Aliás, penso que é justamente na resistência onde mora o grande lance de buscarmos uma moldura capaz de nos representar publicamente. O barato de ser o que somos reside nisso, em nos autorretratar genuinamente respeitando, antes de tudo, aquilo que somos, com as nossas referências, vontades, limitações biológicas, carências e inquietações. Resistir também significa validar a coragem de que saiu minimamente do casulo da opressão para escancarar sua personalidade através daquilo do qual acha que mais lhe define, por mais fora do convencional que pareça para o restante da sociedade. Então, quando encontrar alguém na rua com um visual/postura/trejeitos/identidade diferentes da sua, legitime a ousadia dela em ser quem é e se sirva dessa coragem para romper o lacre do qual te fecharam. Às vezes, precisamos ser tocados pelo outro para passar a nos sentir em nós mesmos. Permita-se!
Não podemos, porém, buscar em vão uma autossuficiência voltada a agradar aos demais. Se essa for a intenção, passaremos o resto da vida frustrados e com os níveis mais baixos de autoestima. A priori, é preciso redesenhar nossa própria identidade, traçar os riscos capazes de materializar quem somos sem a petulância de levar a público uma perfeição inexistente. Esse rascunho de si leva tempo para se ajustar e geralmente é finalizado quando a maturidade entra em cena. Porém, isso não significa que não é possível criar um perfil imediato de si agora, neste momento, mesmo que falte um retoque aqui ou acolá. O grande lance de ser suficiente para si é que nunca estaremos plenamente concluídos. Haverá sempre uma parte de nós inacabada precisando de uma cor aqui, uma ajustada ali, até que estejamos temporariamente satisfeitos com o todo que criamos. Quando menos imaginarmos, estaremos exalando autoestima a atraindo aqueles, que em outrora, torceram o nariz para nós, por não nos verem como somos ou porque temíamos nos mostrar para estes como éramos por medo de sermos mais excluídos.

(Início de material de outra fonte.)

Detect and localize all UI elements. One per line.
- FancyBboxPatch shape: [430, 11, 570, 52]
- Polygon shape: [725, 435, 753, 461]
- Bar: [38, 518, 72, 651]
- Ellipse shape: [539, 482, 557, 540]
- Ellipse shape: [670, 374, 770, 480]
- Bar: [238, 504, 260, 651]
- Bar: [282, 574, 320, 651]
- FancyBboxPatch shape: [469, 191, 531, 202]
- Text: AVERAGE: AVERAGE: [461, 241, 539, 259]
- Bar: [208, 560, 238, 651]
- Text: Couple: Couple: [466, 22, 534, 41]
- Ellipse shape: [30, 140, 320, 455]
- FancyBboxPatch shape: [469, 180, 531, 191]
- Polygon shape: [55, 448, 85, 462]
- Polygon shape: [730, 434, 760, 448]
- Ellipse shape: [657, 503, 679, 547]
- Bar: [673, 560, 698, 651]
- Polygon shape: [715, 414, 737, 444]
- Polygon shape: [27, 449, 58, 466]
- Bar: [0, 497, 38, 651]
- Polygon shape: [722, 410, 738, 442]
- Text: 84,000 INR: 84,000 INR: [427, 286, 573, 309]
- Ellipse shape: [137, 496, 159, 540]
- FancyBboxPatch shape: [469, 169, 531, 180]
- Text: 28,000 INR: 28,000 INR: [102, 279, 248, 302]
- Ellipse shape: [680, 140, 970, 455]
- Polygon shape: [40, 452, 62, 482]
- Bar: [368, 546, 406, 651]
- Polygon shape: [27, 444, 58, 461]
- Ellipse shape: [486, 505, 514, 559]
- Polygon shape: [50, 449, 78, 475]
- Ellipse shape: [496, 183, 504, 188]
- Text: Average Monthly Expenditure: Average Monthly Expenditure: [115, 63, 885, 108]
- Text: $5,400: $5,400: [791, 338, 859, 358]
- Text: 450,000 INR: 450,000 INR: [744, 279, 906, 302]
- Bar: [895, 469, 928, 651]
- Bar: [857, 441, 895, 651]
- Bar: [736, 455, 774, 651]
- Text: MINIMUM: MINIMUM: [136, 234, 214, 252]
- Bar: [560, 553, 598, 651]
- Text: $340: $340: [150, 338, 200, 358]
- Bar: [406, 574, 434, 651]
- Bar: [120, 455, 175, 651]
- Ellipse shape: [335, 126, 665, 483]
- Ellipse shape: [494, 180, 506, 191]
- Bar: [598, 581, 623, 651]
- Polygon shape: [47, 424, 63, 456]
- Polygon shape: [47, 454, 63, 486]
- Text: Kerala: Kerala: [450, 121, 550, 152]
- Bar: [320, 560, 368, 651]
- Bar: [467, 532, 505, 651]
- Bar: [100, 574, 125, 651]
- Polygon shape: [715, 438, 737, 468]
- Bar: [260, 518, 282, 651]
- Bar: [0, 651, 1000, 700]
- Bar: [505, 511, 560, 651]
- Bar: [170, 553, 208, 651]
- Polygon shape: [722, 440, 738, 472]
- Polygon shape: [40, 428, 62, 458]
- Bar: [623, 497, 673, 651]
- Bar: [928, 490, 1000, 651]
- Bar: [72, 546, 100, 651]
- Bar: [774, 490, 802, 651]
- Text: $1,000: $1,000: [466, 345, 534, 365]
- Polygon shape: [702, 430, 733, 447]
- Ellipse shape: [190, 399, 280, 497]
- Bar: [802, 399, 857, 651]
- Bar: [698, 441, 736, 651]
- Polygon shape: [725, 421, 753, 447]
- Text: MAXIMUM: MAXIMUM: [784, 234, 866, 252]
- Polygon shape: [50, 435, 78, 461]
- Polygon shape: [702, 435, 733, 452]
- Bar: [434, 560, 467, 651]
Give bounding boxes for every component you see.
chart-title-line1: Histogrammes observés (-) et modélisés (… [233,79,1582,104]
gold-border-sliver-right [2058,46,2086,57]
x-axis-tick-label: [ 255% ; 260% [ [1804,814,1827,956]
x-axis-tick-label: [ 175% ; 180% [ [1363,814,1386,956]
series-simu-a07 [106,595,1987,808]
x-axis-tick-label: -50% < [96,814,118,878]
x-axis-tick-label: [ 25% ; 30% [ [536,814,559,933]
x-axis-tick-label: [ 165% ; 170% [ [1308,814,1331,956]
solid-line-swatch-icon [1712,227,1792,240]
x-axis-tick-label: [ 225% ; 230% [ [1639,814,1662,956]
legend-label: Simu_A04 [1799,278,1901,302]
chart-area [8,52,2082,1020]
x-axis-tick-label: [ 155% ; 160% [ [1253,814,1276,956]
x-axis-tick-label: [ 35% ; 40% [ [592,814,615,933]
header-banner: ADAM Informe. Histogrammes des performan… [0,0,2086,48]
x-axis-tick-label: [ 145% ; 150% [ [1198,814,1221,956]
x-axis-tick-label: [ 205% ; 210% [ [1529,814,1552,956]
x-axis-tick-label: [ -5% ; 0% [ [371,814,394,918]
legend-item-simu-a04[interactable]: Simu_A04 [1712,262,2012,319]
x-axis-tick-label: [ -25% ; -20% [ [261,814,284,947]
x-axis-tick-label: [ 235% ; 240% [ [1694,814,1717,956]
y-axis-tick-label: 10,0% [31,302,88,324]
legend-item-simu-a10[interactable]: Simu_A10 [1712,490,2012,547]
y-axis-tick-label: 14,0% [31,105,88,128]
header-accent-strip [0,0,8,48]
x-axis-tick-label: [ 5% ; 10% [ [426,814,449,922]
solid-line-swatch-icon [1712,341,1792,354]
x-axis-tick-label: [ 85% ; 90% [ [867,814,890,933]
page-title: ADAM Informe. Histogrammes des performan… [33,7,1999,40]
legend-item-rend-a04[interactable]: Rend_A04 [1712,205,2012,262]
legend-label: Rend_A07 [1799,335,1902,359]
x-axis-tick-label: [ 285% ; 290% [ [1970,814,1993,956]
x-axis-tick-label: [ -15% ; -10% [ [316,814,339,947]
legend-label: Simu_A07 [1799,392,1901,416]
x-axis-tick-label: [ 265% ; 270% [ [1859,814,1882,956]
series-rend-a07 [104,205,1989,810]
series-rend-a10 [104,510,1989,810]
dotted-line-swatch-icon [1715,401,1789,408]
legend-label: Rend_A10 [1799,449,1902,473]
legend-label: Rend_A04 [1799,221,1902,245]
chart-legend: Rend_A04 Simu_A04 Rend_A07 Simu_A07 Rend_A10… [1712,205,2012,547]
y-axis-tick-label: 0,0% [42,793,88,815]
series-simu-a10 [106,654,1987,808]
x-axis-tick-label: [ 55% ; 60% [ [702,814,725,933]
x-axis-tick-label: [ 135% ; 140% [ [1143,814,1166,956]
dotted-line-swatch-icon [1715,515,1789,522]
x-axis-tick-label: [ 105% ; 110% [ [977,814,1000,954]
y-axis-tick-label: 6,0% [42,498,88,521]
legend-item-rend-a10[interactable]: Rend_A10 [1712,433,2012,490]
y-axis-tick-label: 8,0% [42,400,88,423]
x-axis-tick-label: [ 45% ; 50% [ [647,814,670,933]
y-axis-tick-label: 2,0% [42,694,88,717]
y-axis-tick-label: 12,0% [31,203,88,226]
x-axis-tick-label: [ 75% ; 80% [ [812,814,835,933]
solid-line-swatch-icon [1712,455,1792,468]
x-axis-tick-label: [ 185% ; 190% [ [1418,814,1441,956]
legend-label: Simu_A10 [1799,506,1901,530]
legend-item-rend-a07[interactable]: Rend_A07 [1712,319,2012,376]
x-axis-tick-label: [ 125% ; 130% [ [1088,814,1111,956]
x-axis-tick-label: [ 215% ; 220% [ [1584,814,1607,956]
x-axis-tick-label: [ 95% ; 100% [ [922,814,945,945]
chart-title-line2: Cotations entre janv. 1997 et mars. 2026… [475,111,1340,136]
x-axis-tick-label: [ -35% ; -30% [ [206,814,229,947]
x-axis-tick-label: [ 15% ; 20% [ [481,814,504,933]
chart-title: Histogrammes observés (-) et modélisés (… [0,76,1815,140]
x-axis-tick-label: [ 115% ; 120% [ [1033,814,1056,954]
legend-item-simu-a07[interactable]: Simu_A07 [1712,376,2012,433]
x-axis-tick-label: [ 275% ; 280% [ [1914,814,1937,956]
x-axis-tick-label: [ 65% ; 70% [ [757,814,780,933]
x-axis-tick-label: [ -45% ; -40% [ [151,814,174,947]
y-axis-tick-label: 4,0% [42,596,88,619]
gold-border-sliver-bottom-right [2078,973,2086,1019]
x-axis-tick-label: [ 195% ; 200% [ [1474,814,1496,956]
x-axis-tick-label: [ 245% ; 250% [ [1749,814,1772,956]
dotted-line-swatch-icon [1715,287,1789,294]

Então, voltaremos a nos retocar ao longo da vida, porque passaremos a entender que somos incompletos e não há nada de errado nisso. Faltar algo em nós é o que permite ao outro ser a soma em nossas vidas, da mesma forma que o que nos transborda pode preencher as lacunas de quem nos cerca. Trata-se indiscutivelmente de uma constante troca. O problema é que o maldito sistema nos faz crer que o que possuímos é pouco, insignificante, quando na verdade há muitas pessoas por aí precisando desse ínfimo para retocar suas existências. Filosoficamente, somos suficientes nas nossas insuficiências. Talvez o que falte em cada um de nós seja apenas essa percepção do quão frágil, incompletos e despreparados somos, mesmo que alguns prefiram se enganar acreditando estar acima dos outros por meras convenções sociais. Enquanto isso, vamos contornando as imposições e moldando um perfil pessoal que, se não agrada a todos, pelo menos nos represente e nos faça acreditar que, por mais insuficientes que sejamos aos olhos alheios, não somos, nem permitiremos, sermos para nossos.